Another feature of this history was highlighted by Marx:

"But there was in store a still greater victory of the political economy of labor over the political economy of property. We speak of the co-operative movement, especially the co-operative factories raised by the unassisted efforts of a few bold “hands”. The value of these great social experiments cannot be overrated. By deed instead of by argument, they have shown that production on a large scale, and in accord with the behests of modern science, may be carried on without the existence of a class of masters employing a class of hands; that to bear fruit, the means of labor need not be monopolized as a means of dominion over, and of extortion against, the laboring man himself; and that, like slave labor, like serf labor, hired labor is but a transitory and inferior form, destined to disappear before associated labor plying its toil with a willing hand, a ready mind, and a joyous heart. In England, the seeds of the co-operative system were sown by
Robert Owen; the workingmen’s experiments tried on the Continent were, in fact, the practical upshot of the theories, not invented, but loudly proclaimed, in 1848."

However,

"At the same time the experience of the period from 1848 to 1864 has proved beyond doubt that, however, excellent in principle and however useful in practice, co-operative labor, if kept within the narrow circle of the casual efforts of private workmen, will never be able to arrest the growth in geometrical progression of monopoly, to free the masses, nor even to perceptibly lighten the burden of their miseries."

Karl Korsch, writing 60 years after Marx, on "The Marxism of the First International" (1924), emphasized the point with which Marx concluded his Address:

"If the emancipation of the working classes requires their fraternal concurrence, how are they to fulfill that great mission with a foreign policy in pursuit of criminal designs, playing upon national prejudices, and squandering in piratical wars the people’s blood and treasure? It was not the wisdom of the ruling classes, but the heroic resistance to their criminal folly by the working classes of England, that saved the west of Europe from plunging headlong into an infamous crusade for the perpetuation and propagation of slavery on the other side of the Atlantic [in the U.S. Civil War 1861-65]. . . .

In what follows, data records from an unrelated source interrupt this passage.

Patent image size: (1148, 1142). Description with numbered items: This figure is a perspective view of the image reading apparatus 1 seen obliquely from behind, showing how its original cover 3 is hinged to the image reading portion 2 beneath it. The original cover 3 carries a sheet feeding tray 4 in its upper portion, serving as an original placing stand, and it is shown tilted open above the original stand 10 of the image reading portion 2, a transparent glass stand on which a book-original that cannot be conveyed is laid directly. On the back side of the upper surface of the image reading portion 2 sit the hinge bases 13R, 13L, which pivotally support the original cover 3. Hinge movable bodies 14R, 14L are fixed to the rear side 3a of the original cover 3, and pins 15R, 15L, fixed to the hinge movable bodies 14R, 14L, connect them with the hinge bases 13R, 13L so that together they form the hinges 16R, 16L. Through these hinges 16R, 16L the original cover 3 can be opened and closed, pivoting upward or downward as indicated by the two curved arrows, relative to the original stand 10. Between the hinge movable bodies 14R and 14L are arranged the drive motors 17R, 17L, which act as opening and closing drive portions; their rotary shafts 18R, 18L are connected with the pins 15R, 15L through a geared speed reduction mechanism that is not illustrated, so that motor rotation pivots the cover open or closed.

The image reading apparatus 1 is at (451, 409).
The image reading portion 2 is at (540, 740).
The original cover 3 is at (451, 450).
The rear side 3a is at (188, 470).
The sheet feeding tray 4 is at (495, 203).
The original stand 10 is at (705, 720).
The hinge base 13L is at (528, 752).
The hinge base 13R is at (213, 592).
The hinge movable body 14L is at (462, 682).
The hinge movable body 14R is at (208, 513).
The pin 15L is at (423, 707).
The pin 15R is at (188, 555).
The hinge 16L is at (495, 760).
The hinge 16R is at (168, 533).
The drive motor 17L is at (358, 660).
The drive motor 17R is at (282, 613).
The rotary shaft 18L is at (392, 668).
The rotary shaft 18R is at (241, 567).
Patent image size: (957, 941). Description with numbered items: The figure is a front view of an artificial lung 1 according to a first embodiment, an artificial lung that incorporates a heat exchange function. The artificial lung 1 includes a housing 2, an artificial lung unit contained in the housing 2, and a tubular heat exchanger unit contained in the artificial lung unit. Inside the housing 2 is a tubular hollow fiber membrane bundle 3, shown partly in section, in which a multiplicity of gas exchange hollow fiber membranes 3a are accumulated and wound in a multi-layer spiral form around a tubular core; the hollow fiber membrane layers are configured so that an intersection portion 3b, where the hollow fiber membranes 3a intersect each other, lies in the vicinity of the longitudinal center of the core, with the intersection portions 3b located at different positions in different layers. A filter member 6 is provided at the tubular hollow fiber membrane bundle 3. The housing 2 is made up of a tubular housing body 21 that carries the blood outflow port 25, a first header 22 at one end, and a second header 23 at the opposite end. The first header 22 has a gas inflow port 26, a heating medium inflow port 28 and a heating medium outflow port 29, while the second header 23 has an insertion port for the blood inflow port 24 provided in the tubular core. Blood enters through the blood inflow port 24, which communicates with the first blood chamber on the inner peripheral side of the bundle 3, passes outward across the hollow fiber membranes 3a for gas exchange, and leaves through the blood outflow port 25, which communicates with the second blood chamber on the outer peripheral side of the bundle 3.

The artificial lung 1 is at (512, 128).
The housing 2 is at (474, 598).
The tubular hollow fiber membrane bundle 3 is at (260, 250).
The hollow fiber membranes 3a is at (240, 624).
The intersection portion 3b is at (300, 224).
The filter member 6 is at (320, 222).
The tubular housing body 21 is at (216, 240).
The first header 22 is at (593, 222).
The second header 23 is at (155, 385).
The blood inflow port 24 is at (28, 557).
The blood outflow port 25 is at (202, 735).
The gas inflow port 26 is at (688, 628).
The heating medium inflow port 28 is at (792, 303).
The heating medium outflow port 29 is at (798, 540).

"The fight for such a foreign policy forms part of the general struggle for the emancipation of the working classes."

Marx concluded with the same sentence he and Engels had written as the final slogan of the 1848 Communist Manifesto:

"Proletarians of all countries, unite!"

Marx was encouraged in the founding of the First International because, despite the misery of unemployment owing to the Union cause in the U.S. Civil War, the workers of Britain and Western Europe refused to support and actively fought against their governments' attempts to aid the Confederacy slavocracy.

The development of capitalism since 1848 had given a new lease on life for slavery in the U.S., as the source of the world's cotton textile production. Far from doing away with slavery, capitalism had reinforced it. Such was the kind of contradiction Marx had elucidated about the simultaneous progression and regression inherent in the history of the crisis of humanity in capital after the Industrial Revolution.

As Korsch put it in 1924,

"[T]he Third International has before it the task laid down by Lenin of fulfilling Marx’s legacy and translating it into life. It has undertaken this historical task in a situation which, after the Russian Revolution, reproduces all the political and economic effects that an event like the American Civil War of 1861-5 had on the European working class. These are now being felt by the exploited classes and oppressed people of Europe, America, Asia and the whole world on a far broader scale and with unparalleled intensity. The tocsin of world revolution is sounding from Soviet Russia."